Computer-Assisted Proof of Heteroclinic Connections in the One-Dimensional Ohta--Kawasaki Model

Abstract

We present a computer-assisted proof of heteroclinic connections in the one-dimensional Ohta--Kawasaki model of diblock copolymers. The model is a fourth-order parabolic partial differential equation subject to homogeneous Neumann boundary conditions, which contains as a special case the celebrated Cahn--Hilliard equation. While the attractor structure of the latter model is completely understood for one-dimensional domains, the diblock copolymer extension exhibits considerably richer long-term dynamical behavior, which includes a high level of multistability. In this paper, we establish the existence of certain heteroclinic connections between the homogeneous equilibrium state and local and global energy minimizers. The proof of the above statement is conceptually simple and combines several techniques from some of the authors' and Zgliczyński's works. Central for the verification is the rigorous propagation of a piece of the unstable manifold of the homogeneous state with respect to time.

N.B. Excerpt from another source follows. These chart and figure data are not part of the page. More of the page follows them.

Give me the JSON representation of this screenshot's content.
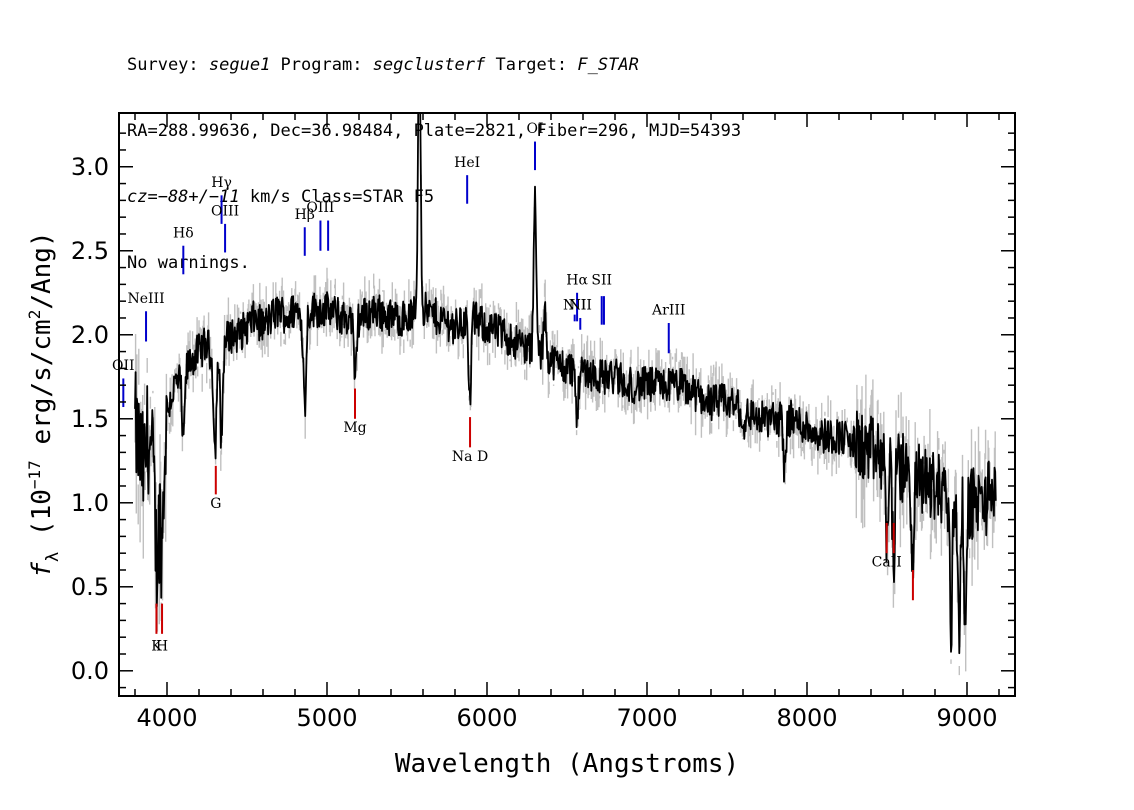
{
  "header": {
    "line1": {
      "survey_label": "Survey: ",
      "survey": "segue1",
      "program_label": " Program: ",
      "program": "segclusterf",
      "target_label": " Target: ",
      "target": "F_STAR"
    },
    "line2": "RA=288.99636, Dec=36.98484, Plate=2821, Fiber=296, MJD=54393",
    "line3": {
      "cz": "cz=−88+/−11",
      "rest": " km/s Class=STAR F5"
    },
    "line4": "No warnings."
  },
  "chart_data": {
    "type": "line",
    "xlabel": "Wavelength (Angstroms)",
    "ylabel": "f_λ (10^-17 erg/s/cm^2/Ang)",
    "ylabel_parts": {
      "f": "f",
      "sub": "λ",
      "pre": " (10",
      "exp": "−17",
      "mid": " erg/s/cm",
      "exp2": "2",
      "post": "/Ang)"
    },
    "xlim": [
      3700,
      9300
    ],
    "ylim": [
      -0.15,
      3.32
    ],
    "x_ticks": [
      4000,
      5000,
      6000,
      7000,
      8000,
      9000
    ],
    "y_ticks": [
      0.0,
      0.5,
      1.0,
      1.5,
      2.0,
      2.5,
      3.0
    ],
    "x_tick_labels": [
      "4000",
      "5000",
      "6000",
      "7000",
      "8000",
      "9000"
    ],
    "y_tick_labels": [
      "0.0",
      "0.5",
      "1.0",
      "1.5",
      "2.0",
      "2.5",
      "3.0"
    ],
    "series": [
      {
        "name": "",
        "style": "flux",
        "x": [
          3800,
          3850,
          3900,
          3950,
          4000,
          4050,
          4100,
          4150,
          4200,
          4250,
          4300,
          4350,
          4400,
          4450,
          4500,
          4550,
          4600,
          4650,
          4700,
          4750,
          4800,
          4850,
          4900,
          4950,
          5000,
          5100,
          5200,
          5300,
          5400,
          5500,
          5600,
          5700,
          5800,
          5900,
          6000,
          6100,
          6200,
          6300,
          6400,
          6500,
          6600,
          6700,
          6800,
          6900,
          7000,
          7100,
          7200,
          7300,
          7400,
          7500,
          7600,
          7700,
          7800,
          7900,
          8000,
          8100,
          8200,
          8300,
          8400,
          8500,
          8600,
          8700,
          8800,
          8900,
          9000,
          9100,
          9180
        ],
        "y": [
          1.45,
          1.2,
          1.3,
          0.9,
          1.55,
          1.7,
          1.75,
          1.85,
          1.9,
          1.95,
          1.8,
          1.95,
          2.0,
          2.0,
          2.05,
          2.1,
          2.05,
          2.1,
          2.15,
          2.1,
          2.15,
          2.1,
          2.15,
          2.15,
          2.15,
          2.1,
          2.1,
          2.15,
          2.1,
          2.1,
          2.15,
          2.1,
          2.05,
          2.1,
          2.05,
          2.0,
          1.95,
          1.9,
          1.85,
          1.8,
          1.8,
          1.75,
          1.75,
          1.7,
          1.7,
          1.7,
          1.7,
          1.65,
          1.6,
          1.6,
          1.55,
          1.5,
          1.5,
          1.5,
          1.45,
          1.4,
          1.4,
          1.35,
          1.3,
          1.25,
          1.2,
          1.15,
          1.1,
          1.05,
          1.0,
          1.0,
          1.1
        ]
      },
      {
        "name": "",
        "style": "error",
        "x": [
          3800,
          3850,
          3900,
          3950,
          4000,
          4050,
          4100,
          4150,
          4200,
          4250,
          4300,
          4350,
          4400,
          4450,
          4500,
          4550,
          4600,
          4650,
          4700,
          4750,
          4800,
          4850,
          4900,
          4950,
          5000,
          5100,
          5200,
          5300,
          5400,
          5500,
          5600,
          5700,
          5800,
          5900,
          6000,
          6100,
          6200,
          6300,
          6400,
          6500,
          6600,
          6700,
          6800,
          6900,
          7000,
          7100,
          7200,
          7300,
          7400,
          7500,
          7600,
          7700,
          7800,
          7900,
          8000,
          8100,
          8200,
          8300,
          8400,
          8500,
          8600,
          8700,
          8800,
          8900,
          9000,
          9100,
          9180
        ],
        "y": [
          1.45,
          1.2,
          1.3,
          0.9,
          1.55,
          1.7,
          1.75,
          1.85,
          1.9,
          1.95,
          1.8,
          1.95,
          2.0,
          2.0,
          2.05,
          2.1,
          2.05,
          2.1,
          2.15,
          2.1,
          2.15,
          2.1,
          2.15,
          2.15,
          2.15,
          2.1,
          2.1,
          2.15,
          2.1,
          2.1,
          2.15,
          2.1,
          2.05,
          2.1,
          2.05,
          2.0,
          1.95,
          1.9,
          1.85,
          1.8,
          1.8,
          1.75,
          1.75,
          1.7,
          1.7,
          1.7,
          1.7,
          1.65,
          1.6,
          1.6,
          1.55,
          1.5,
          1.5,
          1.5,
          1.45,
          1.4,
          1.4,
          1.35,
          1.3,
          1.25,
          1.2,
          1.15,
          1.1,
          1.05,
          1.0,
          1.0,
          1.1
        ]
      }
    ],
    "features": [
      {
        "x": 3880,
        "y": 1.35,
        "dy": 0.15
      },
      {
        "x": 3934,
        "y": 0.3,
        "dy": -0.35
      },
      {
        "x": 3970,
        "y": 0.4,
        "dy": -0.4
      },
      {
        "x": 4102,
        "y": 1.9,
        "dy": -0.4
      },
      {
        "x": 4300,
        "y": 1.7,
        "dy": -0.5
      },
      {
        "x": 4340,
        "y": 1.75,
        "dy": -0.55
      },
      {
        "x": 4861,
        "y": 1.3,
        "dy": -0.55
      },
      {
        "x": 5175,
        "y": 1.9,
        "dy": -0.4
      },
      {
        "x": 5577,
        "y": 1.6,
        "dy": 1.7
      },
      {
        "x": 5892,
        "y": 1.7,
        "dy": -0.5
      },
      {
        "x": 6300,
        "y": 1.95,
        "dy": 0.9
      },
      {
        "x": 6363,
        "y": 1.9,
        "dy": 0.3
      },
      {
        "x": 6563,
        "y": 1.55,
        "dy": -0.3
      },
      {
        "x": 6870,
        "y": 1.75,
        "dy": -0.1
      },
      {
        "x": 7600,
        "y": 1.55,
        "dy": -0.15
      },
      {
        "x": 7860,
        "y": 1.45,
        "dy": -0.3
      },
      {
        "x": 8498,
        "y": 1.3,
        "dy": -0.45
      },
      {
        "x": 8542,
        "y": 1.3,
        "dy": -0.55
      },
      {
        "x": 8662,
        "y": 1.2,
        "dy": -0.6
      },
      {
        "x": 8900,
        "y": 1.0,
        "dy": -0.8
      },
      {
        "x": 8950,
        "y": 1.1,
        "dy": -0.75
      },
      {
        "x": 8990,
        "y": 1.0,
        "dy": -0.8
      }
    ],
    "emission_lines": [
      {
        "label": "OII",
        "x": 3727,
        "y0": 1.57,
        "y1": 1.74,
        "ly": 1.79
      },
      {
        "label": "NeIII",
        "x": 3869,
        "y0": 1.96,
        "y1": 2.14,
        "ly": 2.19
      },
      {
        "label": "Hδ",
        "x": 4102,
        "y0": 2.36,
        "y1": 2.53,
        "ly": 2.58
      },
      {
        "label": "Hγ",
        "x": 4341,
        "y0": 2.66,
        "y1": 2.83,
        "ly": 2.88
      },
      {
        "label": "OIII",
        "x": 4363,
        "y0": 2.49,
        "y1": 2.66,
        "ly": 2.71
      },
      {
        "label": "Hβ",
        "x": 4861,
        "y0": 2.47,
        "y1": 2.64,
        "ly": 2.69
      },
      {
        "label": "OIII",
        "x": 4959,
        "y0": 2.5,
        "y1": 2.68,
        "ly": 2.73
      },
      {
        "label": "",
        "x": 5007,
        "y0": 2.5,
        "y1": 2.68,
        "ly": 2.73
      },
      {
        "label": "HeI",
        "x": 5876,
        "y0": 2.78,
        "y1": 2.95,
        "ly": 3.0
      },
      {
        "label": "OI",
        "x": 6300,
        "y0": 2.98,
        "y1": 3.15,
        "ly": 3.2
      },
      {
        "label": "NII",
        "x": 6548,
        "y0": 2.08,
        "y1": 2.12,
        "ly": 2.15
      },
      {
        "label": "Hα",
        "x": 6563,
        "y0": 2.08,
        "y1": 2.25,
        "ly": 2.3
      },
      {
        "label": "NII",
        "x": 6583,
        "y0": 2.03,
        "y1": 2.1,
        "ly": 2.15
      },
      {
        "label": "SII",
        "x": 6717,
        "y0": 2.06,
        "y1": 2.23,
        "ly": 2.3
      },
      {
        "label": "",
        "x": 6731,
        "y0": 2.06,
        "y1": 2.23,
        "ly": 2.3
      },
      {
        "label": "ArIII",
        "x": 7136,
        "y0": 1.89,
        "y1": 2.07,
        "ly": 2.12
      }
    ],
    "absorption_lines": [
      {
        "label": "K",
        "x": 3934,
        "y0": 0.22,
        "y1": 0.4,
        "ly": 0.12
      },
      {
        "label": "H",
        "x": 3969,
        "y0": 0.22,
        "y1": 0.4,
        "ly": 0.12
      },
      {
        "label": "G",
        "x": 4305,
        "y0": 1.05,
        "y1": 1.22,
        "ly": 0.97
      },
      {
        "label": "Mg",
        "x": 5175,
        "y0": 1.5,
        "y1": 1.68,
        "ly": 1.42
      },
      {
        "label": "Na D",
        "x": 5894,
        "y0": 1.33,
        "y1": 1.51,
        "ly": 1.25
      },
      {
        "label": "CaII",
        "x": 8498,
        "y0": 0.7,
        "y1": 0.88,
        "ly": 0.62
      },
      {
        "label": "",
        "x": 8542,
        "y0": 0.7,
        "y1": 0.88,
        "ly": 0.62
      },
      {
        "label": "",
        "x": 8662,
        "y0": 0.42,
        "y1": 0.6,
        "ly": 0.62
      }
    ],
    "colors": {
      "flux": "#000000",
      "error": "#c0c0c0",
      "emission": "#0000cc",
      "absorption": "#cc0000",
      "frame": "#000000"
    }
  }
}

This propagation has to lead to small interval bounds, while at the same time entering the basin of attraction of the stable fixed point. For interesting parameter values the global attractor exhibits a complicated equilibrium structure, and the dynamical equation is rather stiff. This leads to a time-consuming numerical propagation of error bounds, with many integration steps. This problem is addressed using an efficient algorithm for the rigorous integration of partial differential equations forward in time. The method is able to handle large integration times within a reasonable computational time frame, and this makes it possible to establish heteroclinic connections at various nontrivial parameter values.